This place is called Mellowmede. It was destroyed a long time ago, by the bad and bestial arts of the rinotaurs , until it is what it is today, a sad daedalus of ramshackle houses joined by chipped bridges that seem to promise the clueless walking knight an icy and rather wet death.

There is a very specific place in Mellowmede that dazzles the fool who visits it. It is a water vortex, surrounded by a ring of walkways that communicate with three most surprising mechanical devices. If the traveler activates the three, metal spawn crowned by a colored crystal, the vortex would freeze its waters and turn into a freezing slide into the bowels of the forgotten Mellowmede.

This instant, which I now remember as a bad shake from Cervantes, marked my adolescence. I counted fourteen years when I went through the fifteenth level of ‘Medievil’ , a game that someone, with infinite generosity, seemed to have given birth just for me. He focused, with phenomenal boldness, on two of my obsessions at the time: the sensual gothic of Tim Burton, who conceived death and monsters as a much more interesting and fun alternative to the world of the living, and the devilish odyssey of a knight called Artur who had to travel (twice!) some places full of danger to rescue his beloved princess; I mean, of course, the unforgettable trilogy of Capcom: ‘Ghost & Goblins’, ‘Ghost & Ghouls’ and ‘Super Ghost & Ghouls’

The moment with which I head this article occurs exactly in the 1 that marks this map, a great effort to visualize the intricate layouts of ‘Medievil’ made by one StartFighter76 in Gamefaqs .


When completing the puzzles of the three machines that surrounded the lake, it froze in a wonderful moment. But notice the difference between that moment (gods!) 21 years ago and that moment now, in the remake that was released a few days ago on PlayStation 4.

Notice also the difference between what one was under water and what one is now.

My argument for this article is that this complaint , widespread and based, that we live in the pop culture of the present, that the remake and nostalgia are murderers of new stories and conceal the inability of the creators of the present to create works to the height of those of yesteryear, takes on the tenth art very different nuances . Because of the peculiarities and precariousness that the videogame carries, and because of the intimate relationship it lives with technology, the remake is, in addition to a great source of income for the companies that undertake them, a happy necessity for the players.

We who have children understand it very well. It is the parents’ mania to try to present to their children those works that moved them in their past; sometimes, with happy success; Sometimes, with resounding failure. But in that desire to transmit the cultural legacy there is nothing but the oldest in the history of our species: the precisely bequeath what we know and experience about the world.

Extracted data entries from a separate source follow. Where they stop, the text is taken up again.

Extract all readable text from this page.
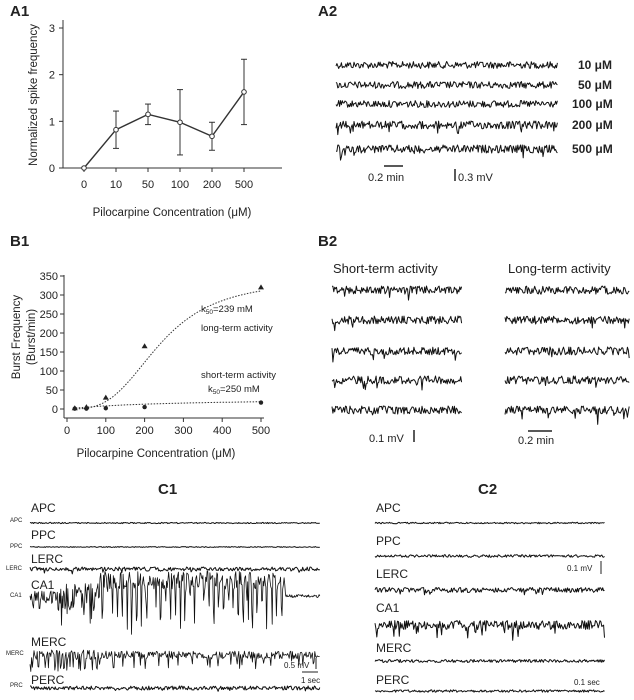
A1
0
1
2
3
0 10 50 100 200 500
Pilocarpine Concentration (μM)
Normalized spike frequency
A2
10 μM
50 μM
100 μM
200 μM
500 μM
0.2 min	0.3 mV
B1
0
50
100
150
200
250
300
350
0 100 200 300 400 500
Burst Frequency (Burst/min)
Pilocarpine Concentration (μM)
$k_{50}=239$ mM
long-term activity
short-term activity
$k_{50}=250$ mM
B2
Short-term activity	Long-term activity
0.1 mV	0.2 min
C1
APC
PPC
LERC
CA1
MERC
PERC
APC
PPC
LERC
CA1
MERC
PRC
0.5 mV
1 sec
C2
APC
PPC
LERC
CA1
MERC
PERC
0.1 mV
0.1 sec
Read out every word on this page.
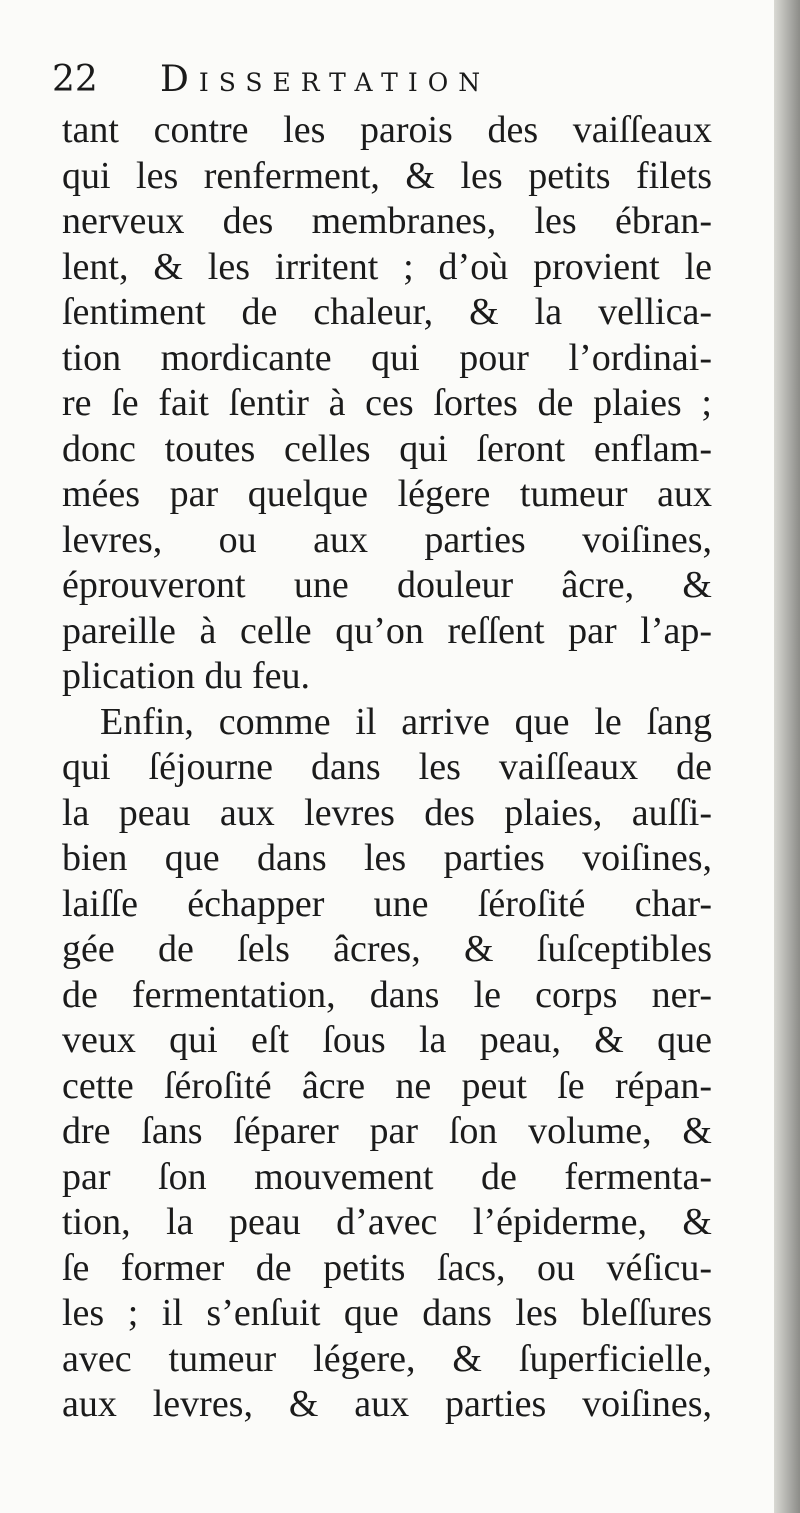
22 Dissertation
tant contre les parois des vaiſſeaux
qui les renferment, & les petits filets
nerveux des membranes, les ébran-
lent, & les irritent ; d’où provient le
ſentiment de chaleur, & la vellica-
tion mordicante qui pour l’ordinai-
re ſe fait ſentir à ces ſortes de plaies ;
donc toutes celles qui ſeront enflam-
mées par quelque légere tumeur aux
levres, ou aux parties voiſines,
éprouveront une douleur âcre, &
pareille à celle qu’on reſſent par l’ap-
plication du feu.
Enfin, comme il arrive que le ſang
qui ſéjourne dans les vaiſſeaux de
la peau aux levres des plaies, auſſi-
bien que dans les parties voiſines,
laiſſe échapper une ſéroſité char-
gée de ſels âcres, & ſuſceptibles
de fermentation, dans le corps ner-
veux qui eſt ſous la peau, & que
cette ſéroſité âcre ne peut ſe répan-
dre ſans ſéparer par ſon volume, &
par ſon mouvement de fermenta-
tion, la peau d’avec l’épiderme, &
ſe former de petits ſacs, ou véſicu-
les ; il s’enſuit que dans les bleſſures
avec tumeur légere, & ſuperficielle,
aux levres, & aux parties voiſines,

That complaint, widespread and fundamental, that we live in the pop culture of the present, that the remake and nostalgia are murderers of the new stories and conceal the inability of the creators of the present to create works at the height of those of yesteryear, charges in the tenth art very different nuances.

Video game was an art

The video game was an art, until recently, much more expired than cinema , because its ability to evoke and transmit what its creators dreamed collided with the technological wall. At least, in its most mainstream. The pixel-art survives decade after decade; My son (three years old) loves the ‘Probotector: Hard Cops’ as much or more than his beloved ‘Monster Hunter World’. But 3D graphics, I repeat, until recently, have had a much greater expiration (and aesthetic limitations), to the point of breaking the immersion of those who face them again.

So, the following epigraphs, understood as an approach to remake as a celebration of the art of video games and also as a warning to navigators of those plots still to be built from this cultural industry that still lives in the mystery of wanting or not wanting to be such a thing .

And also understand that in video games something diametrically different happens than in the cinema. Recycling and makeup of old ideas. Nor are we in interactive art at a time of absolutist domination equivalent to that experienced by the cinema with superheroes (although the obligation to match AAA to sandbox seems too much). Videogames have been in an exaggerated proportion of dazzling masterpieces of all genres, budgets and aesthetics for three years in a row (at least three).

So the remakes in this context, leaving the commercial aside, are almost more a confirmation of the maturity of the medium than a symptom of creative weakness. Cory Barlog, the creator of the latest ‘God of War’ (itself a remake ), commented on Twitter how he enjoyed his trip to Japan to see his design idols , people like Kojima, Ueda or Mikami. The taste of the players and the desire of the creators seems to align with this emotion. A collective recognition of the greatness of the environment in recovering and polishing his best works.